Chegamos a 2014 e vemos Manuel Valls, primeiro-ministro socialista do governo Hollande, defender uma mudança de nome do partido, para retirar o termo “socialista” (cfr. Clóvis Rossi, in Folha de S. Paulo, 3/4/2014). É preciso ter em vista que, em face da anterior decadência do Partido Comunista francês, que se tornou um pequeno partido de quinta categoria, a grande esperança das esquerdas francesas era o PS.

Manuel Valls posteriormente foi ainda mais longe, e lamentou o estado terminal da esquerda francesa, da qual o PS era o grande representante. Em pronunciamento feito na reunião do Conselho Nacional do Partido Socialista, em 14 de junho de 2014, afirmou ele que, diante das preferências que vêm sendo manifestadas pelos eleitores, nós poderíamos chegar “a uma era na qual a esquerda pode também desaparecer [...] sim, a esquerda pode morrer [...] Nós sentimos que chegamos ao fim de algo, ao fim talvez mesmo de um ciclo histórico para o nosso Partido [...] A esquerda nunca esteve tão fraca” (cfr. Journal du Dimanche, 14/6/2014; La Croix, 23/6/2014).

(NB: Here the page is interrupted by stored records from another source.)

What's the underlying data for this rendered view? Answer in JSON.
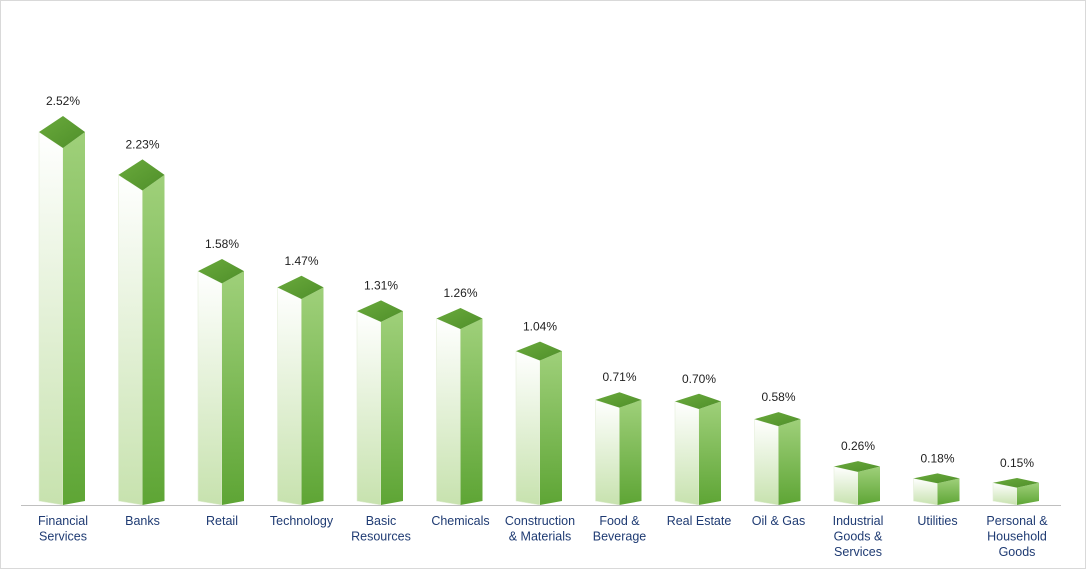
{
  "chart_data": {
    "type": "bar",
    "title": "",
    "xlabel": "",
    "ylabel": "",
    "ylim": [
      0,
      2.52
    ],
    "grid": false,
    "legend": "none",
    "value_suffix": "%",
    "categories": [
      [
        "Financial",
        "Services"
      ],
      [
        "Banks"
      ],
      [
        "Retail"
      ],
      [
        "Technology"
      ],
      [
        "Basic",
        "Resources"
      ],
      [
        "Chemicals"
      ],
      [
        "Construction",
        "& Materials"
      ],
      [
        "Food &",
        "Beverage"
      ],
      [
        "Real Estate"
      ],
      [
        "Oil & Gas"
      ],
      [
        "Industrial",
        "Goods &",
        "Services"
      ],
      [
        "Utilities"
      ],
      [
        "Personal &",
        "Household",
        "Goods"
      ]
    ],
    "values": [
      2.52,
      2.23,
      1.58,
      1.47,
      1.31,
      1.26,
      1.04,
      0.71,
      0.7,
      0.58,
      0.26,
      0.18,
      0.15
    ],
    "value_labels": [
      "2.52%",
      "2.23%",
      "1.58%",
      "1.47%",
      "1.31%",
      "1.26%",
      "1.04%",
      "0.71%",
      "0.70%",
      "0.58%",
      "0.26%",
      "0.18%",
      "0.15%"
    ],
    "colors": {
      "top_face": "#6aaa3c",
      "top_face_dark": "#4f8f2a",
      "front_light": "#ffffff",
      "front_dark": "#c7e2ae",
      "side_light": "#9fd07a",
      "side_dark": "#5ea535",
      "axis": "#bfbfbf",
      "value_text": "#1f1f1f",
      "category_text": "#1f3b73"
    }
  }
}
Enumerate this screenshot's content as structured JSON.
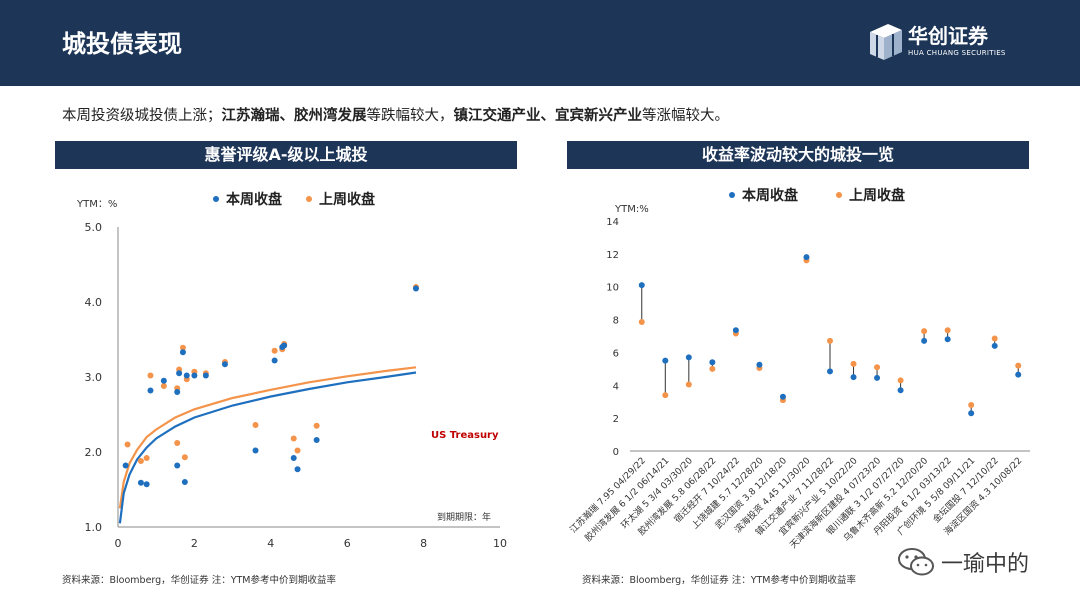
{
  "header": {
    "title": "城投债表现",
    "logo_cn": "华创证券",
    "logo_en": "HUA CHUANG SECURITIES"
  },
  "intro": {
    "prefix": "本周投资级城投债上涨；",
    "bold1": "江苏瀚瑞、胶州湾发展",
    "mid1": "等跌幅较大，",
    "bold2": "镇江交通产业、宜宾新兴产业",
    "suffix": "等涨幅较大。"
  },
  "left_panel": {
    "title": "惠誉评级A-级以上城投",
    "source": "资料来源：Bloomberg，华创证券      注：YTM参考中价到期收益率"
  },
  "right_panel": {
    "title": "收益率波动较大的城投一览",
    "source": "资料来源：Bloomberg，华创证券      注：YTM参考中价到期收益率"
  },
  "watermark": "一瑜中的",
  "colors": {
    "this_week": "#1f6fbf",
    "last_week": "#f4934a",
    "header": "#1d3557",
    "annotation": "#c00000"
  },
  "chart_data": [
    {
      "type": "scatter",
      "title": "惠誉评级A-级以上城投",
      "ylabel": "YTM：%",
      "xlabel": "到期期限：年",
      "xlim": [
        0,
        10
      ],
      "ylim": [
        1.0,
        5.0
      ],
      "xticks": [
        0,
        2,
        4,
        6,
        8,
        10
      ],
      "yticks": [
        "1.0",
        "2.0",
        "3.0",
        "4.0",
        "5.0"
      ],
      "legend": [
        "本周收盘",
        "上周收盘"
      ],
      "annotation": "US Treasury",
      "series": [
        {
          "name": "本周收盘",
          "points": [
            [
              0.2,
              1.82
            ],
            [
              0.6,
              1.59
            ],
            [
              0.75,
              1.57
            ],
            [
              0.85,
              2.82
            ],
            [
              1.2,
              2.95
            ],
            [
              1.55,
              2.8
            ],
            [
              1.55,
              1.82
            ],
            [
              1.6,
              3.05
            ],
            [
              1.7,
              3.33
            ],
            [
              1.75,
              1.6
            ],
            [
              1.8,
              3.02
            ],
            [
              2.0,
              3.02
            ],
            [
              2.3,
              3.02
            ],
            [
              2.8,
              3.17
            ],
            [
              3.6,
              2.02
            ],
            [
              4.1,
              3.22
            ],
            [
              4.3,
              3.4
            ],
            [
              4.35,
              3.42
            ],
            [
              4.6,
              1.92
            ],
            [
              4.7,
              1.77
            ],
            [
              5.2,
              2.16
            ],
            [
              7.8,
              4.18
            ]
          ]
        },
        {
          "name": "上周收盘",
          "points": [
            [
              0.25,
              2.1
            ],
            [
              0.6,
              1.88
            ],
            [
              0.75,
              1.92
            ],
            [
              0.85,
              3.02
            ],
            [
              1.2,
              2.88
            ],
            [
              1.55,
              2.85
            ],
            [
              1.55,
              2.12
            ],
            [
              1.6,
              3.1
            ],
            [
              1.7,
              3.39
            ],
            [
              1.75,
              1.93
            ],
            [
              1.8,
              2.97
            ],
            [
              2.0,
              3.07
            ],
            [
              2.3,
              3.05
            ],
            [
              2.8,
              3.2
            ],
            [
              3.6,
              2.36
            ],
            [
              4.1,
              3.35
            ],
            [
              4.3,
              3.37
            ],
            [
              4.35,
              3.44
            ],
            [
              4.6,
              2.18
            ],
            [
              4.7,
              2.02
            ],
            [
              5.2,
              2.35
            ],
            [
              7.8,
              4.2
            ]
          ]
        },
        {
          "name": "US Treasury 本周",
          "type": "line",
          "points": [
            [
              0.05,
              1.05
            ],
            [
              0.15,
              1.45
            ],
            [
              0.3,
              1.7
            ],
            [
              0.5,
              1.9
            ],
            [
              0.75,
              2.06
            ],
            [
              1,
              2.18
            ],
            [
              1.5,
              2.34
            ],
            [
              2,
              2.46
            ],
            [
              3,
              2.62
            ],
            [
              4,
              2.74
            ],
            [
              5,
              2.84
            ],
            [
              6,
              2.93
            ],
            [
              7,
              3.0
            ],
            [
              7.8,
              3.06
            ]
          ]
        },
        {
          "name": "US Treasury 上周",
          "type": "line",
          "points": [
            [
              0.05,
              1.25
            ],
            [
              0.15,
              1.6
            ],
            [
              0.3,
              1.85
            ],
            [
              0.5,
              2.03
            ],
            [
              0.75,
              2.2
            ],
            [
              1,
              2.3
            ],
            [
              1.5,
              2.46
            ],
            [
              2,
              2.57
            ],
            [
              3,
              2.72
            ],
            [
              4,
              2.83
            ],
            [
              5,
              2.93
            ],
            [
              6,
              3.01
            ],
            [
              7,
              3.08
            ],
            [
              7.8,
              3.13
            ]
          ]
        }
      ]
    },
    {
      "type": "scatter",
      "title": "收益率波动较大的城投一览",
      "ylabel": "YTM:%",
      "ylim": [
        0,
        14
      ],
      "yticks": [
        0,
        2,
        4,
        6,
        8,
        10,
        12,
        14
      ],
      "legend": [
        "本周收盘",
        "上周收盘"
      ],
      "categories": [
        "江苏瀚瑞 7.95 04/29/22",
        "胶州湾发展 6 1/2 06/14/21",
        "环太湖 5 3/4 03/30/20",
        "胶州湾发展 5.8 06/28/22",
        "宿迁经开 7 10/24/22",
        "上饶城建 5.7 12/28/20",
        "武汉国资 3.8 12/18/20",
        "滨海投资 4.45 11/30/20",
        "镇江交通产业 7 11/28/22",
        "宜宾新兴产业 5 10/22/20",
        "天津滨海新区建投 4 07/23/20",
        "银川通联 3 1/2 07/27/20",
        "乌鲁木齐高新 5.2 12/20/20",
        "丹阳投资 6 1/2 03/13/22",
        "广创环境 5 5/8 09/11/21",
        "金坛国投 7 12/10/22",
        "海淀区国资 4.3 10/08/22"
      ],
      "series": [
        {
          "name": "本周收盘",
          "values": [
            10.1,
            5.5,
            5.7,
            5.4,
            7.35,
            5.25,
            3.3,
            11.8,
            4.85,
            4.5,
            4.45,
            3.7,
            6.7,
            6.8,
            2.3,
            6.4,
            4.65
          ]
        },
        {
          "name": "上周收盘",
          "values": [
            7.85,
            3.4,
            4.05,
            5.0,
            7.15,
            5.05,
            3.1,
            11.6,
            6.7,
            5.3,
            5.1,
            4.3,
            7.3,
            7.35,
            2.8,
            6.85,
            5.2
          ]
        }
      ]
    }
  ]
}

O golpe dado pela Mensagem de Dr. Plinio no socialismo autogestionário, no momento em que o PS se encontrava no auge de seu prestígio político, teve um papel chave na derrocada da influência socialista e das esquerdas em geral.

 


NOTAS

[31] Na França: o punho estrangulando a rosa, Catolicismo n° 376, abril de 1982.

[32] Autogestão, dedo e fuxico, Folha de S. Paulo, 11/12/81.

[33] CSN 21/11/81.

[34] Entrevista a supporters da TFP norte-americana, 1/6/92.

[35] CSN 21/11/81.

[37] CM 28/4/85.

[43] Mensagem telefônica, dezembro de 1981.

[45] CSN 16/1/82.

[48] A propósito da Mensagem das TFPs, coluna A palavra do leitor, Folha de S. Paulo, 15/12/81.

[50] CSN 16/1/82.

[51] Autogestão, dedo e fuxico, Folha de S. Paulo, 11/12/81.

[52] SD 30/7/82.

[55] Mensagem telefônica, dezembro de 1981.

[58] SD 30/7/82.

[59] Jeito, trejeito ou estertor, Folha de S. Paulo, 15/4/82.